Ms. McGibbon, who has worked all over the retail industry, including at the Gap and the now-defunct Daffy’s, attributes the change to online shopping, which prioritizes convenience over the experience.
E-commerce has also altered Ms. McGibbon’s daily routine and turned her Zara near Union Square into a miniature fulfillment center. Ms. McGibbon, who earns about $16 an hour, spends the first part of the morning on the sales floor interacting with customers. After lunch, she reports to the stockroom and packs FedEx boxes until her shift ends at 5 p.m. The delivery service picks up online orders twice a day.
Ms.

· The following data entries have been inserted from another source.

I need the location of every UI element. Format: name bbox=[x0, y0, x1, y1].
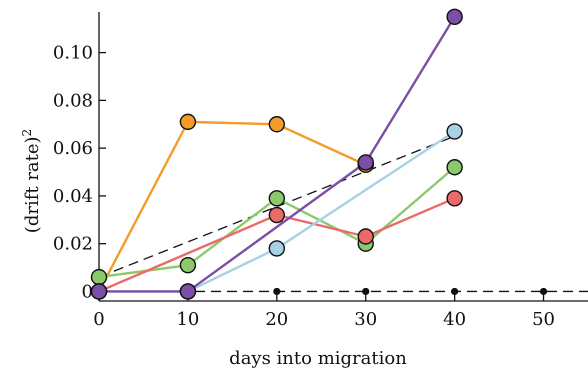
data-point bbox=[179, 256, 197, 274]
data-point bbox=[446, 123, 463, 140]
y-tick-label: 0.08 bbox=[53, 90, 93, 111]
data-point bbox=[357, 228, 374, 245]
data-point bbox=[268, 206, 286, 224]
data-point bbox=[90, 268, 108, 286]
y-axis-title-superscript: 2 bbox=[20, 129, 34, 137]
series-points bbox=[90, 8, 463, 300]
data-point bbox=[446, 190, 463, 207]
x-tick-label: 0 bbox=[93, 309, 104, 330]
x-axis-title: days into migration bbox=[229, 348, 407, 369]
series-line bbox=[98, 197, 456, 293]
y-tick-label: 0 bbox=[82, 281, 93, 302]
y-tick-label: 0.10 bbox=[53, 43, 93, 64]
baseline-points bbox=[273, 287, 548, 296]
baseline-point bbox=[362, 287, 370, 296]
data-point bbox=[446, 159, 463, 176]
series-line bbox=[99, 16, 456, 293]
y-tick-label: 0.02 bbox=[53, 234, 93, 255]
x-tick-label: 20 bbox=[265, 309, 288, 330]
data-point bbox=[268, 190, 286, 207]
y-tick-label: 0.04 bbox=[53, 186, 93, 207]
data-point bbox=[90, 283, 108, 300]
data-point bbox=[268, 116, 286, 133]
data-point bbox=[357, 154, 374, 171]
axes: 0 10 20 30 40 50 0 0.02 0.04 0.06 0.08 0.10 bbox=[53, 12, 588, 330]
x-tick-label: 50 bbox=[532, 309, 555, 330]
y-axis-title: (drift rate)2 bbox=[20, 129, 43, 233]
series-line bbox=[97, 120, 367, 293]
y-axis-title-text: (drift rate) bbox=[22, 136, 43, 233]
data-point bbox=[179, 283, 197, 300]
baseline-point bbox=[539, 287, 548, 296]
data-point bbox=[268, 240, 286, 257]
x-tick-label: 10 bbox=[176, 309, 199, 330]
x-tick-label: 30 bbox=[354, 309, 377, 330]
x-tick-label: 40 bbox=[443, 309, 466, 330]
y-tick-label: 0.06 bbox=[53, 138, 93, 159]
data-point bbox=[179, 113, 197, 131]
data-point bbox=[446, 8, 463, 25]
baseline-point bbox=[451, 287, 459, 296]
baseline-point bbox=[273, 287, 281, 296]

McGibbon, 31, usually packs about 50 such orders a day. During the Black Friday weekend, her store expects to ship 2,000 orders.
A single mother raising a 12-year-old son, Ms. McGibbon says she still enjoys the challenge of helping customers put together an outfit. As a hobby, she advises friends and family how to dress. “Stylin’ by Sherika,” she calls her consultancy. She would like to turn it into a business someday.
“Retail is fast,” she said over the throbbing music at the Fifth Avenue store. “There is a lot of adrenaline. But if it ever gets slow, I got to go.”